Park visits Incheon day care facility
Her trip to the state-run facility came three weeks after video footage at a private day care in Yeonsu District showing a teacher smacking a 4-year-old to the ground went viral.
The president, accompanied by the minister of health and welfare, her senior secretary for employment and labor as well as related government officials, had talked with the head of the day care center and parents, and briefly interacted with the children there.
“Child care policies should be developed from the perspective of parents and children,” she said. “I think the policies also need to go through the process of being re-examined by teachers. The Health Ministry is seeking to collect opinions from experts and people like you at the scene to come up with measures to eradicate child abuse, and continue to listen to the voices of those directly engaged.”
Park later ordered the government to conduct research for a measure that would see the quality of private day care centers or those run by private corporations upgraded to be on par with those run by the state.
Health Minister Moon Hyung-pyo told her that the ministry plans to add 150 more state-run day care centers this year. As of 2013, state-funded day care centers nationwide accounted for a mere 5.3 percent of all facilities for children up to age 5, compared to 33.7 percent for private ones, according to ministry data. State-run centers guarantee better-qualified teachers at a lower cost, though with limited capacity, it is often hard for parents to get their child a seat.
The president also acknowledged the need for day care centers to install CCTV systems, even though it may not be the fundamental solution. “If trust is built [between parents and teachers], no child abuse could ever take place,” she said. “I hear that CCTVs are needed now, but how are they going to develop confidence?”
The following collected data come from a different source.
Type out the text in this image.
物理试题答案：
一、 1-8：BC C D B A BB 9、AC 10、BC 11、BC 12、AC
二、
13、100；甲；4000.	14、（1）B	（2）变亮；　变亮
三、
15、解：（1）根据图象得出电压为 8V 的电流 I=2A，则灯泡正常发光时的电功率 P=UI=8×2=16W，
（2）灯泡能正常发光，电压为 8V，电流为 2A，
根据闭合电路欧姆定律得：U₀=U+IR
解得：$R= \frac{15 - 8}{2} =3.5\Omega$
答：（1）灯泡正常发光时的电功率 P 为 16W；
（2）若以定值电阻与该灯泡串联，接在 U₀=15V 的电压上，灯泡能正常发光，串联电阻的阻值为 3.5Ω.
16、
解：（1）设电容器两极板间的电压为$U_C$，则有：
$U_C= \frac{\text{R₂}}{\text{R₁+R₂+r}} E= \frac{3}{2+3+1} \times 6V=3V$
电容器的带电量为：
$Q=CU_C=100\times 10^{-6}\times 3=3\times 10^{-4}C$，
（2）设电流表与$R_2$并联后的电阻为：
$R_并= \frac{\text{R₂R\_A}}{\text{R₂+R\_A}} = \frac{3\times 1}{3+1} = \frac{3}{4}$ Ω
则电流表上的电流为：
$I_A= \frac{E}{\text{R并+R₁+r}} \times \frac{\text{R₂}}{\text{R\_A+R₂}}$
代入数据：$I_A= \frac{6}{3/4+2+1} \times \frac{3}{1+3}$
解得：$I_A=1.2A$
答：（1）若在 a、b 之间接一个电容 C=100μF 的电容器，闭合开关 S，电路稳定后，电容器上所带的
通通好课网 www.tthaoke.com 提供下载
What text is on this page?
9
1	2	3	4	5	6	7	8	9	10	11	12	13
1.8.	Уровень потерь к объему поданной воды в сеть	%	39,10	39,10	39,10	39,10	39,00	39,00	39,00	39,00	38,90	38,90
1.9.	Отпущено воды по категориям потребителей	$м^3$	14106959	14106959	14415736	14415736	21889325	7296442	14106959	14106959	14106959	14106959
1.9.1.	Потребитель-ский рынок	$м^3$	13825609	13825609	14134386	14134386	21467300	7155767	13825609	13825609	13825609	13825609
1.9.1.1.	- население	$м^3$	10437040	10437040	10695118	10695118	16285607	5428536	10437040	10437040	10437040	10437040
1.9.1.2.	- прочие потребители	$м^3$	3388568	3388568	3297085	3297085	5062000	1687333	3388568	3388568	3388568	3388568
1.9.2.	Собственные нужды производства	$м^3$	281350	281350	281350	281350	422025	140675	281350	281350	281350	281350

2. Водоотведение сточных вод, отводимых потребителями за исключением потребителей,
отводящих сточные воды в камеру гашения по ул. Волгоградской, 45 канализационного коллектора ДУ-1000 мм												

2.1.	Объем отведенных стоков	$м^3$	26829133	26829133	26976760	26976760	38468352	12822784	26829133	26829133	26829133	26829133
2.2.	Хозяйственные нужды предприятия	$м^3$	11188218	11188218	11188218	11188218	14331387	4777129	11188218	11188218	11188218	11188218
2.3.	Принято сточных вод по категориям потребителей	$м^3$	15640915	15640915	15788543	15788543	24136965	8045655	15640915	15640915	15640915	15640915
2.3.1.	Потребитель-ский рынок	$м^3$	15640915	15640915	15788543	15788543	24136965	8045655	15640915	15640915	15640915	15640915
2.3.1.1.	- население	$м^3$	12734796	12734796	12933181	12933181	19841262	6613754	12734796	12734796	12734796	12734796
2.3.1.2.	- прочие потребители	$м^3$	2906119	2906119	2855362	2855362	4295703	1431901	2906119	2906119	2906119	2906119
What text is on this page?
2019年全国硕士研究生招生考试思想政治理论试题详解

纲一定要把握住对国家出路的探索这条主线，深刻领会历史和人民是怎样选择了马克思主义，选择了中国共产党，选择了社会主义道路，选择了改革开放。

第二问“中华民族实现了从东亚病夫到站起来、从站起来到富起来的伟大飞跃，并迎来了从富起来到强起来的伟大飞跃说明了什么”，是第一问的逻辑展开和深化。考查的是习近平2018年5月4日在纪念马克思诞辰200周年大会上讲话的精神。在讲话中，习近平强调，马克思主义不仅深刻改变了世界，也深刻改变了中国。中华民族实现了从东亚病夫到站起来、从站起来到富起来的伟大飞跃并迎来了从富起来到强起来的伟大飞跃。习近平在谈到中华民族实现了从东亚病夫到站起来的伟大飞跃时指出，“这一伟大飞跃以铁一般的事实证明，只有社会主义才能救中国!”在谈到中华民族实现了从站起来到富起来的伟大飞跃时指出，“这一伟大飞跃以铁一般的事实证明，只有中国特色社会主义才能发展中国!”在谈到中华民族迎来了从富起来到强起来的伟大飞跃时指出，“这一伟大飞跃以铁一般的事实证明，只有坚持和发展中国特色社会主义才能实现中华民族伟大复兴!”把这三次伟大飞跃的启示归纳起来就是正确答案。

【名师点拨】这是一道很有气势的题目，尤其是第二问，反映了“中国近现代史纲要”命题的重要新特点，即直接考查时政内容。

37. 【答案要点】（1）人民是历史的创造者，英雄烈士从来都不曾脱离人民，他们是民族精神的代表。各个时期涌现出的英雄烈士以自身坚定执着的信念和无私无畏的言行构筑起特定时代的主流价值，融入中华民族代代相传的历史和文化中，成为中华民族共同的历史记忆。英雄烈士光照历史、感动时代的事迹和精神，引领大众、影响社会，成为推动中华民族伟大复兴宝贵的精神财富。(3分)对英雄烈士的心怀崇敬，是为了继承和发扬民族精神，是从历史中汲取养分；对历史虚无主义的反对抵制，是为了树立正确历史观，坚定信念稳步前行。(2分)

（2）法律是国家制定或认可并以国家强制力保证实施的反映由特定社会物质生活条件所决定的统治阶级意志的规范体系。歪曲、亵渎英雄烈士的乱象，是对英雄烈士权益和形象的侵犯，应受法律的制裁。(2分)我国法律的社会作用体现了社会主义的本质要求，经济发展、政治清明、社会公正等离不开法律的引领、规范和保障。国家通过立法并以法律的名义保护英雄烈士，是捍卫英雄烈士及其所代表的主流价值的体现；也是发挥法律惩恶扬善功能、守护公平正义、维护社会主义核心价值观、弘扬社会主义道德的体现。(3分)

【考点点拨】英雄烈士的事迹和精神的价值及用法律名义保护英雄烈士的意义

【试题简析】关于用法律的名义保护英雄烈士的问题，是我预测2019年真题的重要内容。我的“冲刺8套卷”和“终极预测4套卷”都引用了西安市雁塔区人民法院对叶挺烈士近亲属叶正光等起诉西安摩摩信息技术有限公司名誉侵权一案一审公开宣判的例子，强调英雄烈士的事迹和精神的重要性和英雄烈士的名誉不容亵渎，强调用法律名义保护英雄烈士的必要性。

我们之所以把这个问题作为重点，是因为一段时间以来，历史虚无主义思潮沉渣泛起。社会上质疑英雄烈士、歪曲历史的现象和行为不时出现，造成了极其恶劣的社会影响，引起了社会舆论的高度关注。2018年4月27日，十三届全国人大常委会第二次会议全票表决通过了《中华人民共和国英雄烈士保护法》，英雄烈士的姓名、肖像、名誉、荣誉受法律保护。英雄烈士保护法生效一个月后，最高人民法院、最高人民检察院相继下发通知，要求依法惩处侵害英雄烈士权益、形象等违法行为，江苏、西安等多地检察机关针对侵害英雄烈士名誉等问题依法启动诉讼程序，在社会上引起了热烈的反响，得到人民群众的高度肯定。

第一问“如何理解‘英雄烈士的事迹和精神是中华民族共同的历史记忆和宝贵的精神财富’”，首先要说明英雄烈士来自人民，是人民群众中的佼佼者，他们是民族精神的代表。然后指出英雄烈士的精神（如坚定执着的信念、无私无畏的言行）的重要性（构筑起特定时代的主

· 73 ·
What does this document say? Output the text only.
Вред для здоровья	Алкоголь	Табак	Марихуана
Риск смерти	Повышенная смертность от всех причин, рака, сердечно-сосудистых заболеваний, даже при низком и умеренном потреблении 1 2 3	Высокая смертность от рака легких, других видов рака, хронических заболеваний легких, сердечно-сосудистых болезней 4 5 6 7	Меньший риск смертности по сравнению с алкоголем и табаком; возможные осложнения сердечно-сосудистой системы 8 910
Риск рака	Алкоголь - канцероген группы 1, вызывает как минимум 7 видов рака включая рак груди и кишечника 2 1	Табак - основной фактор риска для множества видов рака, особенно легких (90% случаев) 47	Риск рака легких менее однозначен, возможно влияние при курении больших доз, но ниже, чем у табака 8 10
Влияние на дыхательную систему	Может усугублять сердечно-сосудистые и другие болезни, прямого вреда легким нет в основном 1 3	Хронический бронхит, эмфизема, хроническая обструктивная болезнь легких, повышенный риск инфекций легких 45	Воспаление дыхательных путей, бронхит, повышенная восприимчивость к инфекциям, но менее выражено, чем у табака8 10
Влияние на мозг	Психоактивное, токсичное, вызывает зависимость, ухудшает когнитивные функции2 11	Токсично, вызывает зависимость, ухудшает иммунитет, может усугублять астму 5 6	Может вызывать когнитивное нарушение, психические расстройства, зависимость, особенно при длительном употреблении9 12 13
However, their installation could be a temporary solution “as other day care centers are in a transition period to become as good as this one,” she added.
The main opposition New Politics Alliance for Democracy earlier endorsed legalizing CCTV installments, saying it would pass a relevant bill during a provisional session of the National Assembly in February, despite concern it could infringe on teachers’ privacy. The ruling Saenuri Party and key government officials also came up with a plan Tuesday to push ahead with legalizing parents’ access to CCTV footage from those facilities.